Parallel Capacitors: Adding Up Capacity
A parallel configuration involves capacitors being connected side by side, with their positive terminals joined and negative terminals joined. This arrangement enables current to flow through each capacitor independently – in effect, combining their storage capacities.
So, the total capacitance in a parallel circuit is simply the sum of the individual capacitances. This can be expressed as: Ctotal = C1 + C2 + C3 + …
In the event, then, of a 10 µF capacitor and a 20 µF capacitor being connected in parallel, the total capacitance would be: Ctotal = 10 µF + 20 µF = 30 µF.
When capacitors are connected in a parallel arrangement, the voltage across each capacitor stays the same, equal to the supply voltage. However, the total charge stored is the sum of the charges on each capacitor.

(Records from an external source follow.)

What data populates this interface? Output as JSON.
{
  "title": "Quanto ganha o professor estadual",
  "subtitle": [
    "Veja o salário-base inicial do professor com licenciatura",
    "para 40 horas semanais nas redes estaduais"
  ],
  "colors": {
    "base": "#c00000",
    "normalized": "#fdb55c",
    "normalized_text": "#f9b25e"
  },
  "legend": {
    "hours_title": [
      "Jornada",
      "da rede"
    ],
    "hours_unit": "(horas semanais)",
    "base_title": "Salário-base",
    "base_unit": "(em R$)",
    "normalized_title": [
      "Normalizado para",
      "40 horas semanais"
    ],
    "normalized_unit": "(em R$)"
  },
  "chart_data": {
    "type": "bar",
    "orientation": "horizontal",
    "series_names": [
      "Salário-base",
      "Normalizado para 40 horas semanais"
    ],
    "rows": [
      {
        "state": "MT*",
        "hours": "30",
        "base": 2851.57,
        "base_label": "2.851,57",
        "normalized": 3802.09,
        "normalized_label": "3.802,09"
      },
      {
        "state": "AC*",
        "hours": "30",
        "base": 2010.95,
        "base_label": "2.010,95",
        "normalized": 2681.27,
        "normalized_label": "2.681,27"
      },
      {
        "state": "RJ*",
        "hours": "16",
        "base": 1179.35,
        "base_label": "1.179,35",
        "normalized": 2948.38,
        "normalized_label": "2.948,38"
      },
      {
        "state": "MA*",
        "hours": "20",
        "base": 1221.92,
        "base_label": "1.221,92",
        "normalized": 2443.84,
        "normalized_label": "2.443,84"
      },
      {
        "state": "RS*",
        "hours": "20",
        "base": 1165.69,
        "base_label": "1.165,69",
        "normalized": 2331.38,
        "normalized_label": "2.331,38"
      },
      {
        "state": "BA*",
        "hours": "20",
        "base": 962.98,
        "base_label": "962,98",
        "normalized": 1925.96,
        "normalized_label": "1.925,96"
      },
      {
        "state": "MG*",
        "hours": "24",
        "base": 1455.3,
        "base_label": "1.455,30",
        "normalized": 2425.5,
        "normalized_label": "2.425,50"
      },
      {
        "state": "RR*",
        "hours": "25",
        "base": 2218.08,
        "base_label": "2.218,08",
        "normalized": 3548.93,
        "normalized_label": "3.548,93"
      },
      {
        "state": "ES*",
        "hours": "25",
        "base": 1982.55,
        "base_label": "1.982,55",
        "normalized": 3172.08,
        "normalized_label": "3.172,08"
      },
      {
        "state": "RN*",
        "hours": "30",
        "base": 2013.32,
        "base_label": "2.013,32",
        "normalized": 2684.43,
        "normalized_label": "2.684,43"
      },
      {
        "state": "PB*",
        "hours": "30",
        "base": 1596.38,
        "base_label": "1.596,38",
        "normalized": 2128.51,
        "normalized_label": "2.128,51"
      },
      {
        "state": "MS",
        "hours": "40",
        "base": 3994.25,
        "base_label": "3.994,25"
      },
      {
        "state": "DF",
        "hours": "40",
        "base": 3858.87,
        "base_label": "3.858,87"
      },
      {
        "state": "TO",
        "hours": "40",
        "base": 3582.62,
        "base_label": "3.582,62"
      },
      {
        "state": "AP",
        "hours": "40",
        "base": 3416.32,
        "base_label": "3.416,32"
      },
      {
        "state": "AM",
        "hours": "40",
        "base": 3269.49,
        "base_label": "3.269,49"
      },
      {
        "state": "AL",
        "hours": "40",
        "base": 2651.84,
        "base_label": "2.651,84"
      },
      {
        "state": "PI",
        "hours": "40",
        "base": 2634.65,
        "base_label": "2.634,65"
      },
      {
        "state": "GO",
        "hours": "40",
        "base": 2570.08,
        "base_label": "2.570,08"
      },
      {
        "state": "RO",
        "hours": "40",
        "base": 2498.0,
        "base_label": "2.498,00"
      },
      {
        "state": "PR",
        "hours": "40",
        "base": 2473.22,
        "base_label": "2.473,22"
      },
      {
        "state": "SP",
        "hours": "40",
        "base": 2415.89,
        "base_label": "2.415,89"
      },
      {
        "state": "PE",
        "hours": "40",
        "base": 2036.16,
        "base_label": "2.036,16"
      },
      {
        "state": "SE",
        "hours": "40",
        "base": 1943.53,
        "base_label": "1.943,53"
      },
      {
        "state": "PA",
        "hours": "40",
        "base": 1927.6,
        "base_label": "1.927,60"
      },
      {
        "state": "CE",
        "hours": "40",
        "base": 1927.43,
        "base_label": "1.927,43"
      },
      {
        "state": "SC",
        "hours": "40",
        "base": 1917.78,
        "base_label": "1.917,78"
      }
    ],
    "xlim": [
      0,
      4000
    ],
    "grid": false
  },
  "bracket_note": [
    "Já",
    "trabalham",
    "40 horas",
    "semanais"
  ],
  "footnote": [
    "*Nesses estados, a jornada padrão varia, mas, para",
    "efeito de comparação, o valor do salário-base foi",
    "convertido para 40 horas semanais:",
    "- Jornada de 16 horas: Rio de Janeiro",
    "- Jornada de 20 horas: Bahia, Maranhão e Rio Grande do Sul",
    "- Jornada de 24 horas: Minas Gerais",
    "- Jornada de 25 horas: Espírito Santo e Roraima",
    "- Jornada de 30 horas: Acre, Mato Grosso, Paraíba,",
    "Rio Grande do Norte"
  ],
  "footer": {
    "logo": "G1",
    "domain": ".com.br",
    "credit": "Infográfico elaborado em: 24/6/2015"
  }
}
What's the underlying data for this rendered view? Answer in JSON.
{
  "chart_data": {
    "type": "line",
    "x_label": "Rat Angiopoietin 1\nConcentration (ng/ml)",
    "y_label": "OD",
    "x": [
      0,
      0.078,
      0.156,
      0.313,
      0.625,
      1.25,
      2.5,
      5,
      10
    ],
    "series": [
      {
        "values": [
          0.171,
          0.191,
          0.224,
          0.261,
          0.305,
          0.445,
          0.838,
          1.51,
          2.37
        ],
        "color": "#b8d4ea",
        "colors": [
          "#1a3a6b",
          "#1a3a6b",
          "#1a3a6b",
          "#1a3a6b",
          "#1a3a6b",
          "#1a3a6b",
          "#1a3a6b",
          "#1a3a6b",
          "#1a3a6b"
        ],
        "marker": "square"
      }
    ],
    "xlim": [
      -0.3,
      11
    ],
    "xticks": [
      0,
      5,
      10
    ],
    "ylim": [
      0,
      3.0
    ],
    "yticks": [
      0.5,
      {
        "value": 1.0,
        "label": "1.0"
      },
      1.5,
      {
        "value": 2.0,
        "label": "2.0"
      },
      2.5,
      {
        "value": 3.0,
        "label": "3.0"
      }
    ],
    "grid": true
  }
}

Series Capacitors: Dividing The Load
If, on the other hand, a series configuration is used, this entails the capacitors being connected end-to-end in a single path. While the charge stored on each capacitor is the same, the voltage divides across them.
To calculate the total capacitance in a series circuit, this reciprocal formula can be used: 1/Ctotal = 1/C1 + 1/C2 + 1/C3 + … If only two capacitors are connected in series, this can be simplified to Ctotal = (C1 x C2) / (C1 + C2).
Let’s apply the example, then, of a 10 µF capacitor and a 20 µF capacitor being connected in series. The calculation for figuring out the total capacitance here would be: Ctotal = (10 x 20) / (10 + 20) = 200 / 30 ≈ 6.67 µF.
In a series arrangement, the total capacitance is always less than the smallest individual capacitor. As for the voltage across each capacitor, this will depend on its capacitance, with larger capacitors taking a smaller share of the total voltage.
Conclusion: It Is Critically Important to Be Aware of These Distinctions
If you are reading this as someone designing or troubleshooting electronic circuits, you will need to know about both series and parallel capacitors, and the differences as laid out above.
Possessing this knowledge and understanding will put you in a strong position to choose the right configuration for every circuit project you take on. In the process, you will be better placed to optimise performance, enhance safety, and fulfil the design goals for your circuit.